Jack dormiva profondamente e sognava una cascata di pioggia.
Bagnato fradicio si rotolava per terra, un percorso onirico assurdo ma quasi reale. Si rigirava nel letto immaginario, lenzuola zeppe d’acqua lo avvolgevano in una morsa fredda, cercava di svegliarsi ma non ci riusciva.
Il sonno: automatico spegnimento dello stato di coscienza, ingresso in uno “spazio altro”. Jack negli ultimi anni non aveva dormito molto. Le sue feste e i suoi eccessi lo avevano reso un automa.
Dal sonno passò al dormiveglia; come nel letto d’amore con Laura, cominciava a sentirsi ma non riusciva a svegliarsi e l’oscillazione tra il sogno e i pensieri reali si fece incessante. Pensava confuso ai momenti con Laura, al suo profumo, a quell’estasi che solo le anime che danzano insieme sanno provare. Pensava alla propria solitudine, al marcio che lo atterriva, alle lacrime che avrebbe voluto versare; ma era soprattutto la stanchezza a turbarlo, la stanchezza di un viaggio assurdo senza un tempo e senza un’apparente via d’uscita.

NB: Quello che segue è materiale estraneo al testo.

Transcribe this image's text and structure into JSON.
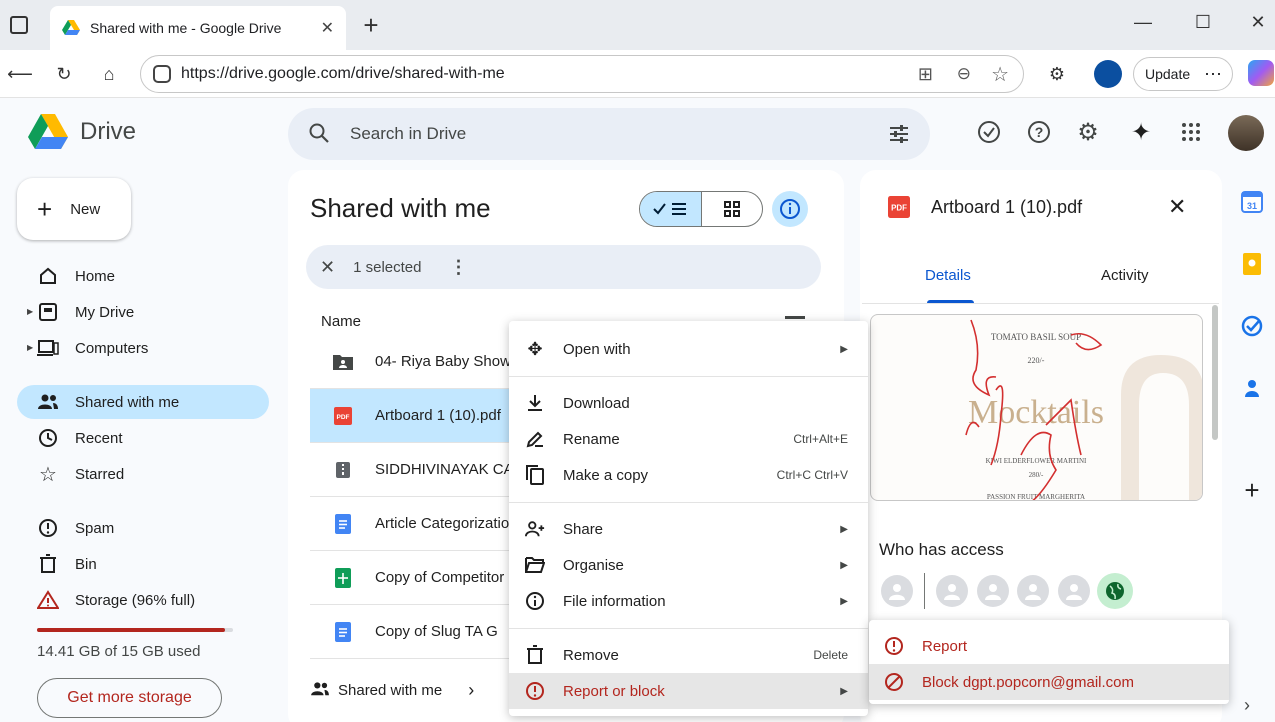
{
  "browser": {
    "tab_title": "Shared with me - Google Drive",
    "url": "https://drive.google.com/drive/shared-with-me",
    "update_label": "Update"
  },
  "app": {
    "name": "Drive",
    "search_placeholder": "Search in Drive"
  },
  "sidebar": {
    "new_label": "New",
    "items": [
      {
        "label": "Home",
        "icon": "home-icon"
      },
      {
        "label": "My Drive",
        "icon": "my-drive-icon"
      },
      {
        "label": "Computers",
        "icon": "computers-icon"
      },
      {
        "label": "Shared with me",
        "icon": "shared-icon"
      },
      {
        "label": "Recent",
        "icon": "clock-icon"
      },
      {
        "label": "Starred",
        "icon": "star-icon"
      },
      {
        "label": "Spam",
        "icon": "spam-icon"
      },
      {
        "label": "Bin",
        "icon": "bin-icon"
      },
      {
        "label": "Storage (96% full)",
        "icon": "cloud-warning-icon"
      }
    ],
    "storage_percent": 96,
    "storage_used": "14.41 GB of 15 GB used",
    "get_storage_label": "Get more storage"
  },
  "main": {
    "title": "Shared with me",
    "selected_text": "1 selected",
    "column_name": "Name",
    "files": [
      {
        "name": "04- Riya Baby Shower",
        "type": "shared-folder"
      },
      {
        "name": "Artboard 1 (10).pdf",
        "type": "pdf"
      },
      {
        "name": "SIDDHIVINAYAK CA",
        "type": "zip"
      },
      {
        "name": "Article Categorization",
        "type": "doc"
      },
      {
        "name": "Copy of Competitor",
        "type": "sheet"
      },
      {
        "name": "Copy of Slug TA G",
        "type": "doc"
      }
    ],
    "bottom_nav": "Shared with me"
  },
  "context_menu": {
    "items": [
      {
        "label": "Open with",
        "shortcut": "",
        "submenu": true
      },
      {
        "label": "Download",
        "shortcut": "",
        "submenu": false
      },
      {
        "label": "Rename",
        "shortcut": "Ctrl+Alt+E",
        "submenu": false
      },
      {
        "label": "Make a copy",
        "shortcut": "Ctrl+C Ctrl+V",
        "submenu": false
      },
      {
        "label": "Share",
        "shortcut": "",
        "submenu": true
      },
      {
        "label": "Organise",
        "shortcut": "",
        "submenu": true
      },
      {
        "label": "File information",
        "shortcut": "",
        "submenu": true
      },
      {
        "label": "Remove",
        "shortcut": "Delete",
        "submenu": false
      },
      {
        "label": "Report or block",
        "shortcut": "",
        "submenu": true
      }
    ]
  },
  "submenu": {
    "items": [
      {
        "label": "Report"
      },
      {
        "label": "Block dgpt.popcorn@gmail.com"
      }
    ]
  },
  "details": {
    "file_name": "Artboard 1 (10).pdf",
    "tabs": [
      "Details",
      "Activity"
    ],
    "active_tab": "Details",
    "who_has_access": "Who has access",
    "preview": {
      "heading": "TOMATO BASIL SOUP",
      "price1": "220/-",
      "title": "Mocktails",
      "line2": "KIWI ELDERFLOWER MARTINI",
      "price2": "280/-",
      "line3": "PASSION FRUIT MARGHERITA"
    }
  },
  "colors": {
    "accent": "#0b57d0",
    "active_bg": "#c2e7ff",
    "danger": "#b3261e"
  }
}
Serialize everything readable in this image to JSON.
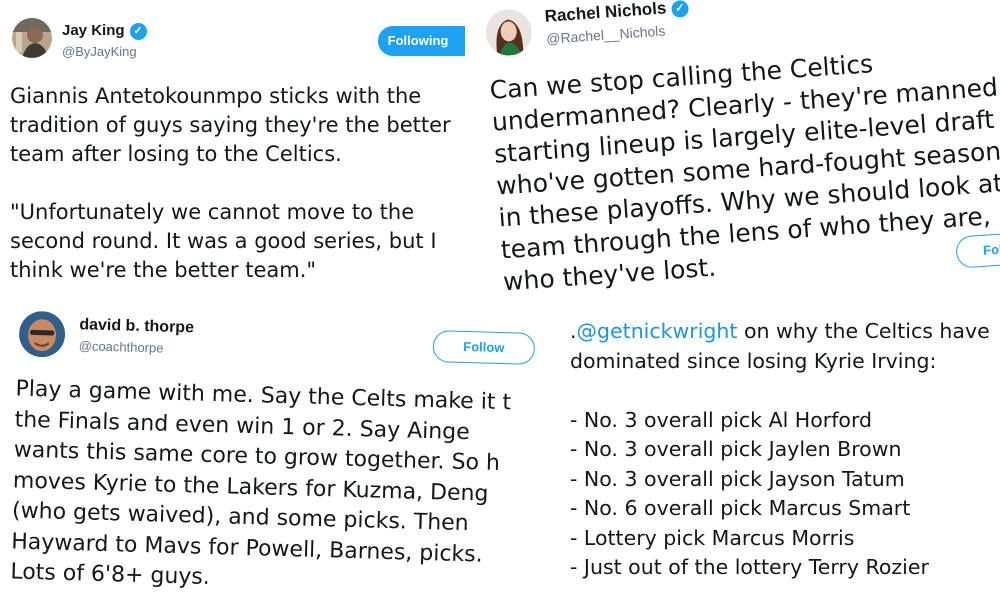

Jack da piccolo era stato un bambino affettuoso, sensibile e attratto dalle persone sofferenti ma la sua bontà, la voglia di aprirsi e concedersi lo aveva reso vulnerabile al mondo e alle sue invasioni. Cominciò a chiedersi se vi fosse mai stata una ragione per la sua autodistruzione. Le dinamiche familiari erano alla base del conflitto interiore ma anche il suo spirito si era ammalato, perché quando si cerca un amore assoluto per la vita, ci si rende conto (appena si cresce) di quanto l’uomo ne sia distante e pericolosamente affamato.
Jack cominciava a pensare che forse non aveva senso ancorarsi al passato. Ora era lì, in un mondo sconosciuto, senza una via da percorrere, solo, abbandonato al non-senso. Era morto ma continuava a interrogarsi come se lo fosse davvero e questo rendeva tutto così assurdo… In realtà non era meno assurdo di quanto non lo fosse stata la vita terrena.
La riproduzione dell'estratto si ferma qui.